Он потащил меня в комнату. Народ курил прямо за столом. Казалось, что грозовая туча спустилась прямо к нам в мансарду. Съедено было все? А Эдельберг преспокойно питался из моей тарелки. Так что закусить так и не довелось. Место мое уже занял нелюбимый мною Карпинский.
Чургулия не пошевелился. У него были принципы — он не терпел нежностей при людях. А иначе, как к себе на колени, сажать меня ему было некуда.
Широким жестом Молочник меня поманил к себе и усадил на краешек своего стула.
Гришка стоял во главе стола со своей чашкой. Мне плеснули чистой водки в чью-то пустую рюмку, проверив ее относительную чистоту на просвет.
— Предлагаю тост! — хорошо поставленным басом прогудел Гришка. Свои вокальные способности он приберегал на крайний случай. Все давно уже привыкли, что Гришка обычно говорит тихо. И красоты его голоса не распознаешь. Но я-то знаю. Когда мы с ним готовимся к экзаменам, он, бывало, как заголосит в туалете. И все из репертуара Шаляпина. Но это наша маленькая тайна. — Возможно, Айвазовский и не обмывал свой «Девятый вал», Малевич не макал в спирт «Черный квадрат», Шишкин не наливал медведям, а Врубель так и не выпил на брудершафт с демоном. Я не берусь утверждать. Может быть, все было как раз наоборот. Но сегодня мы пьем не за волны, квадраты, медведей и демонов. А за чудесную модель и музу Еву! За ее прекрасные глаза, подмигнувшие с холста не последнему господину Хойзингтону. Ведь если по справедливости — понравилась ему Ева! А Гавриила он тогда и видеть не видывал.

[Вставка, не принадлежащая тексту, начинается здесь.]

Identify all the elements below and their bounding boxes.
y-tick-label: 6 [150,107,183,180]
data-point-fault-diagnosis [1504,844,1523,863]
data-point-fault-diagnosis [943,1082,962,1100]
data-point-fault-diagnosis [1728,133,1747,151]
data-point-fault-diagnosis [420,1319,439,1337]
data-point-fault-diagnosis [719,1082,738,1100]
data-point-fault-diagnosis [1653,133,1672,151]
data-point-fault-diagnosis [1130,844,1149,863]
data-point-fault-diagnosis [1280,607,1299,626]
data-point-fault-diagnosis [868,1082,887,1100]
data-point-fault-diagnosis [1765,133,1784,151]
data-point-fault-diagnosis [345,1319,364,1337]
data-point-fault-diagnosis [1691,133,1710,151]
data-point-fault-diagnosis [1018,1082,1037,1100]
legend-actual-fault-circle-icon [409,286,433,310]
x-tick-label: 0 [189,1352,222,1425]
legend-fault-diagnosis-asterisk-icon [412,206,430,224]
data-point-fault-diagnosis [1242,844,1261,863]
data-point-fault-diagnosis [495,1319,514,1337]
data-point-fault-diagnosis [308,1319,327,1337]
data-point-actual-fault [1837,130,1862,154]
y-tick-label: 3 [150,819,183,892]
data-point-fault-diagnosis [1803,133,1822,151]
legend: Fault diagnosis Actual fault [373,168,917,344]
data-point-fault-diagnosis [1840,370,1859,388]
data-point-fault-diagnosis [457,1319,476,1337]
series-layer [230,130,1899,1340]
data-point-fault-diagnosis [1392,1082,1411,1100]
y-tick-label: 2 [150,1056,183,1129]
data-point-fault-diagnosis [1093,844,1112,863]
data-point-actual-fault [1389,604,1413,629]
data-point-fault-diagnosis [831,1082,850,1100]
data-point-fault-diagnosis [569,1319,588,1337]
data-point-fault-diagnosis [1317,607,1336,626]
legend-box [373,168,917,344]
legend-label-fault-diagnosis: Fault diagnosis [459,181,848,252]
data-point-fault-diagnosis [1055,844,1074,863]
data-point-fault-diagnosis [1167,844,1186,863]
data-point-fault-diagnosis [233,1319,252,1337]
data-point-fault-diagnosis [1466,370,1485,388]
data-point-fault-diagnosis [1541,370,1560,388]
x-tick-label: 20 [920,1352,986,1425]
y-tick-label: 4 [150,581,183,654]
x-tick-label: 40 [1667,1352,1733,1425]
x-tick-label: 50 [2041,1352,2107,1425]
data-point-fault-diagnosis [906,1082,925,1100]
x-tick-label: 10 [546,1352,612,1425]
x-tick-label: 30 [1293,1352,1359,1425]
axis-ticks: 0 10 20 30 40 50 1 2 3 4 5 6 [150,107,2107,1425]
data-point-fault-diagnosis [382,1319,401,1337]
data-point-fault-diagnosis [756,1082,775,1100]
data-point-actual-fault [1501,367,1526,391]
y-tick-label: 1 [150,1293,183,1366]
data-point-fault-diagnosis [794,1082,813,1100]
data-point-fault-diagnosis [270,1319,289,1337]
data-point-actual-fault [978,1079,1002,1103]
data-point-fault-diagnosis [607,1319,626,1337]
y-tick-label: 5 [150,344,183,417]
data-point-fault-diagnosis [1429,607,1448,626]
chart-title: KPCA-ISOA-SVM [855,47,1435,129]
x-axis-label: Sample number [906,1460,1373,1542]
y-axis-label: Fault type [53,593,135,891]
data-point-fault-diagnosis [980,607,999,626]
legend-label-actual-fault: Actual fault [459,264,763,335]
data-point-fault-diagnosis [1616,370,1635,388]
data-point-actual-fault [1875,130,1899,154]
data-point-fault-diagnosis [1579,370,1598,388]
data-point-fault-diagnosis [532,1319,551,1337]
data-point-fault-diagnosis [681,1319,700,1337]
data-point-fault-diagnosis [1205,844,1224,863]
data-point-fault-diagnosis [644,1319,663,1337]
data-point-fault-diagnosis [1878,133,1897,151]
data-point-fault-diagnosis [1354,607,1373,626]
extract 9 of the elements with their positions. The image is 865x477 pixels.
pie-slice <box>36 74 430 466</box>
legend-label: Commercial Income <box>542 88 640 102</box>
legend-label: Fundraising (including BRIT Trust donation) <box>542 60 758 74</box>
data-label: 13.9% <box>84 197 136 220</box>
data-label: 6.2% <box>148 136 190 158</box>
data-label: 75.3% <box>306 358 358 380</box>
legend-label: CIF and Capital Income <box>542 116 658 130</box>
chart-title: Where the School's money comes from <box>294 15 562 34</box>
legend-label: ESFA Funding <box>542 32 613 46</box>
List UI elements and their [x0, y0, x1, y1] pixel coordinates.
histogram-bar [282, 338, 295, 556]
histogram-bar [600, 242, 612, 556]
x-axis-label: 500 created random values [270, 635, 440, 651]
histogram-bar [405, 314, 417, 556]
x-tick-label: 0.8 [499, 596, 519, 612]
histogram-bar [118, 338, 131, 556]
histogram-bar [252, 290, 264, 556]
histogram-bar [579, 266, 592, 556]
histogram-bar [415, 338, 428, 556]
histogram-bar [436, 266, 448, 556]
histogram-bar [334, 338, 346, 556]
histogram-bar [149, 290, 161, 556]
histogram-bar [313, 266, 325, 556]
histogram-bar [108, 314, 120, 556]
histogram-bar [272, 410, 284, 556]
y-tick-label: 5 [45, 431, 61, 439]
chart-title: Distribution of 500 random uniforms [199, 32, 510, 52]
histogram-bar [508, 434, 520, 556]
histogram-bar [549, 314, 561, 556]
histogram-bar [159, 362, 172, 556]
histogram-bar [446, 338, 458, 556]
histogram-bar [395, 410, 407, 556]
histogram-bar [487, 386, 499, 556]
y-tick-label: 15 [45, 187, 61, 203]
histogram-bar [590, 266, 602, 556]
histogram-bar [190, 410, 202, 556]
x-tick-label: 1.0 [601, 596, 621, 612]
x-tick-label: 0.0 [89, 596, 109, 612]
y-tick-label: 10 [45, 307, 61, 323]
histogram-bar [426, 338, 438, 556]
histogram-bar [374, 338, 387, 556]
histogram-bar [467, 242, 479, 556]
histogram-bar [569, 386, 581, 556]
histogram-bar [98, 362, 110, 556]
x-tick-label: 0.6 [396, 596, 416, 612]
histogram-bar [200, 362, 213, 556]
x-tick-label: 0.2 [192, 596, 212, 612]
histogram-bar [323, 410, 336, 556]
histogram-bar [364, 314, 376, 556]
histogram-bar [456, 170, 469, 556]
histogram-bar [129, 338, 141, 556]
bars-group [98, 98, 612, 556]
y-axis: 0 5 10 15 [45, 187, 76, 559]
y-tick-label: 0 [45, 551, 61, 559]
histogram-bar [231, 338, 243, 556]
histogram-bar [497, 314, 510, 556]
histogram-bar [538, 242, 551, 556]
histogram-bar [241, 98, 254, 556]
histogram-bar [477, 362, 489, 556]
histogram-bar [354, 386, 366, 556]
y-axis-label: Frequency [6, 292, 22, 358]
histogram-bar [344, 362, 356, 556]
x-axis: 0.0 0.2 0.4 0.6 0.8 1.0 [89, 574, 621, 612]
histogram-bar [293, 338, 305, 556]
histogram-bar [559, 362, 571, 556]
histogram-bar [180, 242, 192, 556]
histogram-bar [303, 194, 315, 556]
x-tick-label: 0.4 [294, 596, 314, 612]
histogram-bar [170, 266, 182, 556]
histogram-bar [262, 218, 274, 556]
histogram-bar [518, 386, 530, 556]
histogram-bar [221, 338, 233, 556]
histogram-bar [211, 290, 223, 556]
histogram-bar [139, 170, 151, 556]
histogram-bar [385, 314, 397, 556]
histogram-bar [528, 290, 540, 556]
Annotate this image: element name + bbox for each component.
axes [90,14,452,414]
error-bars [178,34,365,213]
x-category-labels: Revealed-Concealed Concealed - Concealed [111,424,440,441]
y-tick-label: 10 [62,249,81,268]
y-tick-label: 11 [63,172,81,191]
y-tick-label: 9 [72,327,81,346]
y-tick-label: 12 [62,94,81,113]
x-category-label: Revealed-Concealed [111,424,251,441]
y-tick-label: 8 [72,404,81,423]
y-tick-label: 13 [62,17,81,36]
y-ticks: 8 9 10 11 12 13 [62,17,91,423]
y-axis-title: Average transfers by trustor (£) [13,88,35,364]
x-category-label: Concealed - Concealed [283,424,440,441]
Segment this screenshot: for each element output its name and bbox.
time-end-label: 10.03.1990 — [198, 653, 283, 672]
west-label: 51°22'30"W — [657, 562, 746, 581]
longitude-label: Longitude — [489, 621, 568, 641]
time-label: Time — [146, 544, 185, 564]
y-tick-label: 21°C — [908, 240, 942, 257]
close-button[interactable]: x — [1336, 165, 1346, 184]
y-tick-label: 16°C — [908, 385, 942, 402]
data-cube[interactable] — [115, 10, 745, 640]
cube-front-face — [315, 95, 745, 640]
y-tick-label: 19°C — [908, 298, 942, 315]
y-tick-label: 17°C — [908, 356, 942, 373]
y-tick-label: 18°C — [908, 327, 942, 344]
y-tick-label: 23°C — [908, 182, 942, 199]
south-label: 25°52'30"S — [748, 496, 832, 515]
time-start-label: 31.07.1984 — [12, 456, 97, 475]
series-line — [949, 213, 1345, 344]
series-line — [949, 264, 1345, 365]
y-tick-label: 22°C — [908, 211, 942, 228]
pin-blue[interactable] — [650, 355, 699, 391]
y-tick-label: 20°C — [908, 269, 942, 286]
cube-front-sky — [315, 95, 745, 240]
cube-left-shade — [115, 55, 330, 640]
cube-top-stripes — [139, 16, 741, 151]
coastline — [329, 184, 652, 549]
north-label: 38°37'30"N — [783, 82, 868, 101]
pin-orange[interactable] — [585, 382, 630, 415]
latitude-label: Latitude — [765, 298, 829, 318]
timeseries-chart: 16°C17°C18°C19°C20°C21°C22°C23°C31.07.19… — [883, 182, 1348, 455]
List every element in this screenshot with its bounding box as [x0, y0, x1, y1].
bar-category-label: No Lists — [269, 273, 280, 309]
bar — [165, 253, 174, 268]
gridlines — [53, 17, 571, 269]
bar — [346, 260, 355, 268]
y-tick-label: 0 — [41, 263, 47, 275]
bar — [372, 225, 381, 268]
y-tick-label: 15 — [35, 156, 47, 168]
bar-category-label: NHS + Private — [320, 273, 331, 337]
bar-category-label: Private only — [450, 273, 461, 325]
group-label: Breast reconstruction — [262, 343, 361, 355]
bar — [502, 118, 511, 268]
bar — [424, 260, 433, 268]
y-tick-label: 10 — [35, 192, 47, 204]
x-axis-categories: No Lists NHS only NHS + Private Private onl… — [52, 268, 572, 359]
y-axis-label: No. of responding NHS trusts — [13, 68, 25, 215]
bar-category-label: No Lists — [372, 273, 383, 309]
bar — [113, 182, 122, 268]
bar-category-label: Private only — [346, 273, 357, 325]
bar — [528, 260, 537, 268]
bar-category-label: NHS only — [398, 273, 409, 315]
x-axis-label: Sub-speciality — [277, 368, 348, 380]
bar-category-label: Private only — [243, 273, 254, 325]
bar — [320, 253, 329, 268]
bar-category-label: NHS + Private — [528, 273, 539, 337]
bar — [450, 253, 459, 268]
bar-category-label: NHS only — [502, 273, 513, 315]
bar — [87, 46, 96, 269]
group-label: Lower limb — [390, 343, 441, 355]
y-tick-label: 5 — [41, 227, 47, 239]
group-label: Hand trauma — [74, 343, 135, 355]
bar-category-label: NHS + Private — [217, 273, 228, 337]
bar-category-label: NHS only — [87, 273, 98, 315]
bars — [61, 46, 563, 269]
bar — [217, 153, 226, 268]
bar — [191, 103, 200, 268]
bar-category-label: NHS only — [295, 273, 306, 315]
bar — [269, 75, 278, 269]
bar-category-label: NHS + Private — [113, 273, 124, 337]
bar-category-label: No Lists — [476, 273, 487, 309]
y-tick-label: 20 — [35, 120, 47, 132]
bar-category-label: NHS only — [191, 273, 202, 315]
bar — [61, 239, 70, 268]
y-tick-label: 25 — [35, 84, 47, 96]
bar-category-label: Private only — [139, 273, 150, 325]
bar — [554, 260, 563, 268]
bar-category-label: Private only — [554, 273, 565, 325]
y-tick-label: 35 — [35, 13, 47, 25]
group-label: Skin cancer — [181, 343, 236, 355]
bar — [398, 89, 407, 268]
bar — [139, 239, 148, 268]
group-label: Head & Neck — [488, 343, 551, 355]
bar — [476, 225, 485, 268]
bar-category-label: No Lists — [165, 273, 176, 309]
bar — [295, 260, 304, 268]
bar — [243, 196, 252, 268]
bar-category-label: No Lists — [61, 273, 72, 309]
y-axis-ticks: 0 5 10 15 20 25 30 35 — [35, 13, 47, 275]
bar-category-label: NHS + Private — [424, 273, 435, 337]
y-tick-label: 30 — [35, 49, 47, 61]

За Еву! За тебя, старушка!
— Ура! За Еву! — заорали все радостно.
— За Еву, приносящую доход в валюте! — прокричал Аю-Даг.
— Иди ты в баню… — засмеялась я.
И с трудом отловив многозначительный взгляд Чургулии, я чокнулась с ним рюмкой. Взгляд его, как всегда, говорил мне больше, чем слова. Можно было предположить, что еще лучше выражать свои чувства Чургулия умел кистью и красками. Но это было бы ложным предположением.
Никаких чувств его картины не выражали.
Они выражали только мысли. И ничем не искаженную реальность.
А вот моя реальность искажалась чем дальше, тем больше. Настроение после оваций в мою честь заметно улучшилось. Мне казалось, что я прошла судьбоносный кастинг. Что мое лицо выбрали из десятка других. Что я… Что у меня… Что что-то такое произошло прекрасное.
Когда кончилась водка, начались танцы. Я обожаю танцевать под безумную музыку, которую слушает мой муж. Она рвет душу, а потом зализывает раны. Она дает мне то, чего пока не давала жизнь.
Машка Ольшанская танцует для тех, кто вокруг. Она чувствует себя в центре внимания, как на сцене. Гришкина девушка Лена — не из нашего муравейника. Она выбирает себе жертву и танцует только для нее. Так она Гришку и подцепила. Она в танцах реализуется как женщина.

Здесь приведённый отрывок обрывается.